Había sido un invierno muy frío. Una de las mañanas más
heladoras de aquel crudo invierno, Clara vio como su anciano padre se preparaba
para salir. Mientras se ponía lentamente el abrigo, Clara trató de detenerle
muy preocupada: “Pero, papá, con este frío no se te ocurrirá salir. No lo
hagas, por favor”. El anciano continuó poniéndose el abrigo con calma y, sin
alterar el semblante, le dijo con sencillez: “Hija, necesito la Misa”. Aquel
viejecito, quizá sin saberlo había dado la misma respuesta de los mártires de
Abitene.
Se puede resumir todo el sentido de la vida de un cristiano
en una sola palabra. Más aún, en un pronombre. De dos letras: “tú”. Al final de
cualquier relación entre dos personas, e incluso de la relación con multitudes,
todo el misterio que ha traído la fe consiste en descubrir al tú que uno tiene
a lado (el prójimo del que hablan los mandamientos). Y este tú, al final de
descubrimiento, se revela como el mismo Jesús, el Hijo de Dios, Dios mismo entre
nosotros que se nos ocultaba a la vista precisamente con su apariencia de
prójimo: “Cada vez que lo hicisteis con uno de estos mis hermanos más pequeños,
conmigo lo hicisteis” (Mt 25, 40).
Si nos paramos a pesar por qué tienen tanto interés y tanto
éxito las historias de amor, no tardaremos en llegar a saber que ese amor, aparentemente
tan igual, con sus estereotipos y lugares comunes, es irrepetible en cada
persona y, por ende, en cada historia de amor es insustituible. Encontrar a Cristo
es un proceso muy similar al de la búsqueda amorosa. Al fin y al cabo no
tenemos más que un corazón y ese corazón está hecho para amar. Se pueden amar
muchas cosas, pero lo que de verdad es objeto de amor son las personas.

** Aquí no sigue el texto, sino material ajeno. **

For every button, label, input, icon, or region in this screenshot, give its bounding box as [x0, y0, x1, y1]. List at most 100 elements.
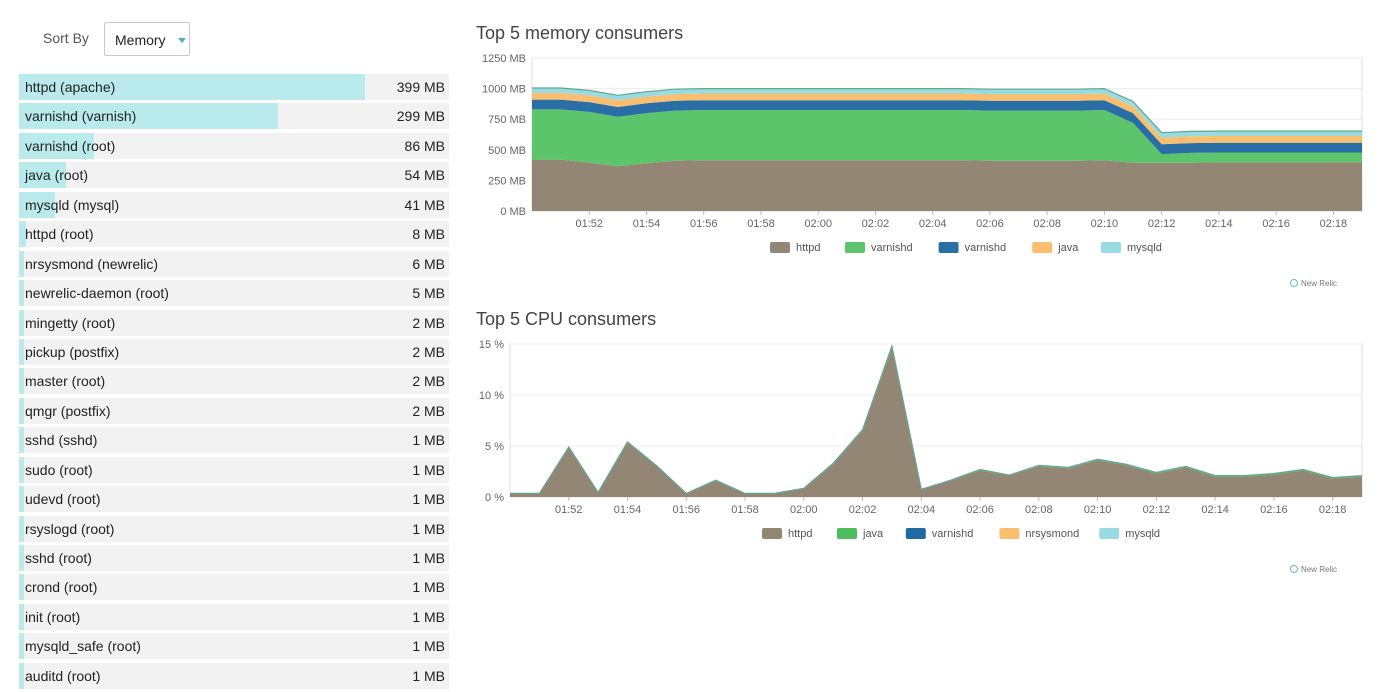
x-tick-label: 02:06 — [966, 504, 994, 516]
x-tick-label: 02:16 — [1260, 504, 1288, 516]
cpu-chart-title: Top 5 CPU consumers — [476, 309, 657, 329]
process-name: varnishd (varnish) — [25, 108, 137, 125]
process-memory-value: 399 MB — [396, 79, 445, 95]
memory-chart-legend: httpd varnishd varnishd java mysqld — [770, 242, 1162, 254]
process-row[interactable]: crond (root) 1 MB — [19, 574, 449, 601]
process-memory-bar — [19, 368, 24, 395]
process-name: nrsysmond (newrelic) — [25, 255, 159, 272]
series-area-varnishd-2 — [532, 99, 1362, 155]
legend-label: varnishd — [932, 528, 974, 540]
y-tick-label: 1000 MB — [482, 84, 526, 96]
process-row[interactable]: java (root) 54 MB — [19, 162, 449, 189]
process-row[interactable]: mingetty (root) 2 MB — [19, 309, 449, 336]
legend-item-varnishd[interactable]: varnishd — [845, 242, 913, 254]
legend-label: nrsysmond — [1025, 528, 1079, 540]
process-row[interactable]: udevd (root) 1 MB — [19, 486, 449, 513]
process-memory-value: 6 MB — [412, 255, 445, 272]
series-area-varnishd-1 — [532, 109, 1362, 167]
x-tick-label: 01:58 — [747, 218, 775, 230]
process-name: sshd (sshd) — [25, 432, 98, 449]
process-row[interactable]: master (root) 2 MB — [19, 368, 449, 395]
process-name: sshd (root) — [25, 550, 92, 566]
process-name: rsyslogd (root) — [25, 520, 115, 537]
legend-swatch — [1032, 242, 1053, 253]
y-tick-label: 10 % — [479, 390, 504, 402]
memory-chart: 0 MB 250 MB 500 MB 750 MB 1000 MB 1250 MB 01:5… — [482, 53, 1363, 230]
process-row[interactable]: sudo (root) 1 MB — [19, 456, 449, 483]
legend-item-httpd[interactable]: httpd — [762, 528, 812, 540]
process-row[interactable]: httpd (apache) 399 MB — [19, 74, 449, 100]
process-row[interactable]: init (root) 1 MB — [19, 603, 449, 630]
cpu-chart: 0 % 5 % 10 % 15 % 01:52 01:54 01:56 01:58 02:00 0… — [479, 339, 1363, 516]
process-row[interactable]: mysqld (mysql) 41 MB — [19, 191, 449, 218]
legend-item-java[interactable]: java — [837, 528, 884, 540]
process-memory-bar — [19, 280, 24, 307]
legend-item-varnishd[interactable]: varnishd — [938, 242, 1007, 254]
x-tick-label: 02:08 — [1033, 218, 1061, 230]
process-row[interactable]: qmgr (postfix) 2 MB — [19, 397, 449, 424]
legend-swatch — [1099, 528, 1120, 539]
process-memory-value: 54 MB — [404, 167, 445, 184]
x-tick-label: 02:10 — [1084, 504, 1112, 516]
process-memory-value: 1 MB — [412, 667, 445, 684]
process-memory-bar — [19, 662, 24, 689]
process-memory-bar — [19, 74, 365, 100]
sort-by-label: Sort By — [43, 30, 89, 46]
legend-item-httpd[interactable]: httpd — [770, 242, 820, 254]
legend-label: httpd — [788, 528, 812, 540]
x-tick-label: 01:54 — [633, 218, 661, 230]
process-name: mysqld (mysql) — [25, 196, 120, 213]
process-memory-value: 5 MB — [412, 285, 445, 302]
legend-item-nrsysmond[interactable]: nrsysmond — [999, 528, 1079, 540]
new-relic-icon — [1290, 565, 1298, 573]
process-memory-value: 1 MB — [412, 432, 445, 449]
process-name: httpd (root) — [25, 226, 94, 243]
process-memory-value: 1 MB — [412, 579, 445, 596]
process-memory-bar — [19, 545, 24, 571]
x-tick-label: 02:00 — [804, 218, 832, 230]
y-tick-label: 0 MB — [500, 206, 526, 218]
legend-swatch — [1101, 242, 1121, 253]
x-tick-label: 02:14 — [1205, 218, 1233, 230]
process-name: java (root) — [25, 167, 89, 184]
process-name: pickup (postfix) — [25, 343, 120, 360]
y-tick-label: 500 MB — [488, 145, 526, 157]
process-name: mingetty (root) — [25, 314, 116, 331]
process-memory-value: 1 MB — [412, 550, 445, 566]
process-memory-bar — [19, 456, 24, 483]
x-tick-label: 01:52 — [555, 504, 583, 516]
legend-item-mysqld[interactable]: mysqld — [1101, 242, 1162, 254]
process-row[interactable]: httpd (root) 8 MB — [19, 221, 449, 248]
x-tick-label: 02:12 — [1143, 504, 1171, 516]
process-row[interactable]: sshd (root) 1 MB — [19, 545, 449, 571]
process-row[interactable]: newrelic-daemon (root) 5 MB — [19, 280, 449, 307]
legend-label: httpd — [796, 242, 820, 254]
process-row[interactable]: nrsysmond (newrelic) 6 MB — [19, 250, 449, 277]
sort-by-select[interactable]: Memory — [104, 22, 190, 56]
process-memory-bar — [19, 486, 24, 513]
series-area-httpd-0 — [532, 159, 1362, 211]
legend-item-mysqld[interactable]: mysqld — [1099, 528, 1160, 540]
legend-item-varnishd[interactable]: varnishd — [905, 528, 974, 540]
process-row[interactable]: auditd (root) 1 MB — [19, 662, 449, 689]
process-row[interactable]: varnishd (root) 86 MB — [19, 132, 449, 159]
legend-item-java[interactable]: java — [1032, 242, 1079, 254]
process-row[interactable]: sshd (sshd) 1 MB — [19, 427, 449, 454]
series-top-line — [532, 87, 1362, 134]
legend-swatch — [837, 528, 857, 539]
process-row[interactable]: rsyslogd (root) 1 MB — [19, 515, 449, 542]
process-row[interactable]: varnishd (varnish) 299 MB — [19, 103, 449, 130]
process-row[interactable]: mysqld_safe (root) 1 MB — [19, 633, 449, 660]
y-tick-label: 15 % — [479, 339, 504, 351]
process-memory-value: 86 MB — [404, 137, 445, 154]
process-memory-value: 1 MB — [412, 608, 445, 625]
process-row[interactable]: pickup (postfix) 2 MB — [19, 338, 449, 365]
legend-swatch — [938, 242, 959, 253]
legend-label: varnishd — [965, 242, 1007, 254]
process-memory-value: 299 MB — [396, 108, 445, 125]
memory-chart-title: Top 5 memory consumers — [476, 23, 684, 43]
series-area-java-3 — [532, 92, 1362, 145]
x-tick-label: 02:00 — [790, 504, 818, 516]
process-memory-bar — [19, 191, 55, 218]
process-memory-bar — [19, 603, 24, 630]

Había un sacerdote, buen cura, atento pastor de su
feligresía, que era un apasionado del fútbol. Más aún, seguidor acérrimo del Betis,
de dejaba de hablar de ese equipo con razón o sin ella. Exultaba de felicidad
cuando ganaba y se desplamaba las veces -frecuentes- que perdía. Dejaba de
comer, se volvía huraño y, en ocasiones, mordaz. Como hablaba del Betis con
ocasión y sin ella, un día su buena madre, una señora con menos cultura que su
hijo pero con un gran sentido común, le comentó mientras cenaban:
Debe estarte
muy agradecido ese señor al que tanto quieres, hijo.
¿Qué señor,
madre?
Pues ese, al
que llamas Betis.
Pero, madre, el
Betis no es un señor. ¡Es un equipo de fútbol!
La madre
suspiró con un aire entre resignado y triste, mientras comentaba:
¡Cuánto amor
desperdiciado!
Amar es
necesario. Pero es necesario amar bien y amar a quien merece ser amado. San Agustín,
describiendo sus primeros escarceos con los amores juveniles, dejó escrito en
sus confesiones que al inicio de su adolescencia “aún no amaba, pero buscaba
amar y buscaba a quién amar” (Confesiones III, 1).
Buscar,
encontrar a Cristo resucitado y amarle es el fin de toda la vida cristiana. El camino
que se transita con la fe tiene un premio que es el mismo Cristo. Cuando yo era
pequeño tuve una tata que a veces me cantaba: “¿Qué quieres que te traiga, que
voy a Madrid? ¿Qué quieres que te traiga, que voy a Madrid?”. Era extraño,
pensaba yo, porque ya estábamos en Madrid. Pero resulta que era una copla que le
decía un chico a su novia. “¿Qué quieres que te traiga, que voy a Madrid?”. Y
la novia, que se ve que era muy lista, le respondía: “No quiero que me traigas,
no quiero que me traigas, que me lleves, sí”.